У Милоша аж скулы свело от того, какую глупость сморозил Хольцер, и не у него одного.
– Эрнест, это же книга, – шепнул ему Хартманн, одновременно забавляясь и злясь. – В ней есть такие небольшие закорючки, это буквы. И они, знаете ли, иногда нам что-то сообщают; если уметь читать, разумеется…
Хольцер густо покраснел, осознав, что ляпнул, и заткнулся. Вообще-то это было грубо, но он так всех достал, что никто не вступился за него, и у самого Милоша такого желания не возникло, и даже у пана Росицкого.
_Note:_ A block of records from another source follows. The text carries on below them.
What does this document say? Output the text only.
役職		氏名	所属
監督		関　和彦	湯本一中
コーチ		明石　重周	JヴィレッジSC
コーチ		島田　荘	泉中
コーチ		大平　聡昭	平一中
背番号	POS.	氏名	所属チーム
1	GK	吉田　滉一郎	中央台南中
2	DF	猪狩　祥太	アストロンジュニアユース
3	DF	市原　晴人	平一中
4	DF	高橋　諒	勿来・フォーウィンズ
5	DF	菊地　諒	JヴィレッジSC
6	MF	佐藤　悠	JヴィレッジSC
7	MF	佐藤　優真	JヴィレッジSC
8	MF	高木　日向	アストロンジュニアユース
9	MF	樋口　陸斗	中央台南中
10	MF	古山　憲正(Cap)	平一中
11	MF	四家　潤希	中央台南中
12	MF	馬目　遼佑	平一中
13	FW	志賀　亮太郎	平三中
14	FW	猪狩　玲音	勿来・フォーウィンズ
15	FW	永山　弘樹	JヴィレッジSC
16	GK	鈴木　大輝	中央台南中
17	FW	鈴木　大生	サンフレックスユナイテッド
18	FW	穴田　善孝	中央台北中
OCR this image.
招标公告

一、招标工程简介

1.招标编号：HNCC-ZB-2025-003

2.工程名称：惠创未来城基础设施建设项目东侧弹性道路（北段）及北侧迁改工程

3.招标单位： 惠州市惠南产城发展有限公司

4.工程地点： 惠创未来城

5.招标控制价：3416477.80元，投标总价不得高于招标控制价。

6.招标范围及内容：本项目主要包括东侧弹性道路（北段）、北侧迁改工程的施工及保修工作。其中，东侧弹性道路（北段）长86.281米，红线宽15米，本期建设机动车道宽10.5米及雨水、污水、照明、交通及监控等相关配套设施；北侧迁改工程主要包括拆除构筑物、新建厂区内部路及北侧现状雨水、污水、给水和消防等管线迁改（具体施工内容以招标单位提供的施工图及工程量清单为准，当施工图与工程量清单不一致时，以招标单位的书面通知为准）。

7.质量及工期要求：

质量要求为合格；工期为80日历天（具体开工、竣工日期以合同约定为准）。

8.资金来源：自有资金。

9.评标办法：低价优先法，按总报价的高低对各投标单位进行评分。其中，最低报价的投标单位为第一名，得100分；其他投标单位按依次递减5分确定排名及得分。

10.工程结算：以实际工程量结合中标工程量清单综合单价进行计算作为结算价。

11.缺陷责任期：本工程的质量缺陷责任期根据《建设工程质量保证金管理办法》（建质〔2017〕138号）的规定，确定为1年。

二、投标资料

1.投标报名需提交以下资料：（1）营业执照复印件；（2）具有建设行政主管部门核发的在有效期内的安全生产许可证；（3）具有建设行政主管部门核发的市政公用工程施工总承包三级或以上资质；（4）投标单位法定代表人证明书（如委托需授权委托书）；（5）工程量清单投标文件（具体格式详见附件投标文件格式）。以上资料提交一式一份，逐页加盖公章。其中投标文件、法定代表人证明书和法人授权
– Удачное предположение, но нет, – вступил Берингар. Теперь Милош слушал внимательно. – В книге написано только то, что мы туда занесли, исключения недопустимы, однако она может войти с нами в контакт другим способом – в основном это похоже на выражение человеческих эмоций, как нам с вами уже известно. Говорить о том, что книга способна выбрать себе хозяина, рано и, пожалуй, бессмысленно вовсе, но совет старейшин – и я с ним согласен – считает, что защита артефакта достаточно сильна, чтобы отвращать опасность. Мы с вами можем ошибиться в выборе, но сама книга чародеяний допустит к владению лишь того, кого сочтёт
безопасным для себя.– Но не для нас, – заметил пан Росицкий.
– Это верно, но мы решить не смогли.
– Ну конечно! – воскликнул Хартманн, хотя было видно, что он не удивлён – скорее рад, что понял правильно. Милош тоже кое-что понял: пляски послов вокруг постамента не имели отношения к тому, о чём говорилось сейчас. – Одни из тех защитных чар! Умно, умно. Хотя и ненадёжно, прямо скажем…
– Почему мы не сделали этого раньше? – возмутился доселе молчавший турок. – С самого начала мы могли обратиться к книге?!
– И вовсе нет. Во-первых, эту возможность господа старейшины и изучали, надо полагать, а это требовало времени, – капюшоны синхронно кивнули, выражая согласие. – Я уж не говорю о том, что так вышло бы даже дольше. Шутка ли, проверять каждого претендента лично! На нестабильном-то артефакте… Во-вторых, друзья мои, мы всё-таки создатели и хозяева книги, а не её верные слуги, – напомнил Хартманн. Он явно приободрился и теперь чуть ли не руки потирал в предвкушении. – То, что совет старейшин решил прибегнуть к этому ходу сейчас, означает, что мы с вами не справились и зашли в тупик, но я вижу ещё одну брешь… Простите, что снова затягиваю процесс…
– Ничего, говорите, – разрешила Моргана. Она начала относиться к прусскому послу с большей благосклонностью, потому что тот не бросился сразу вниз, а умудрился найти препятствия для себя любимого. – Что мы упустили?
– Здесь было сказано, что голосуют все, кроме стражников, а вот господин Клозе находится в вашем кругу, – сказал Хартманн. – Я чего-то не понимаю или вы о нём забыли?
– Забыли сказать, – уточнил Берингар, пристально наблюдавший за Хартманном. – Я сохраняю нейтральное положение и не представляю ни стражников, ни старейшин, так что упущенный голос ничего не решит.
– Но мне всё-таки любопытно, – прусский посол подпёр щёку рукой и задумчиво уставился на Берингара, как будто они здесь просто пили кофе вдвоём, а не решали судьбы человечества. – Вы бы сказали «да» или «нет»?
Берингар обернулся к старейшинам, видимо, ожидая дозволения ответить. Те беспомощно пожали плечами.
– Это ничего не изменит, – повторил он.
– А почему бы нам не засчитать голоса тех, кто участвовал в создании книги? – медленно проговорил датчанин Свен. – Нет, не смотрите на меня так, я не требую созывать всех пятерых… шестерых, считая покойного… и уж тем более – прочих, всех, чьи истории занесены в книгу. Но среди нас есть двое, и я думаю, что не учесть их мнение в какой-то степени грубо.
– Какие слова! – обрадовался пан Росицкий. – Знаете, я согласен, это несправедливо. Вне зависимости от своего нынешнего положения, эти молодые люди имеют право сказать своё слово.
В этот раз спорили недолго, вяло: мысли большинства были заняты тем, что ожидает их внизу. Милош переглянулся с Берингаром, поймал ободряющие взгляды знакомых послов, папы, Небойши и Пауля Лауфера и в конце концов кивнул. Терять-то нечего, а проголосовать они в самом деле могут, не жалко.
– Пожалуйста, – попросила Моргана. – Что вы скажете насчёт кандидатуры посла Хартманна, господин Клозе?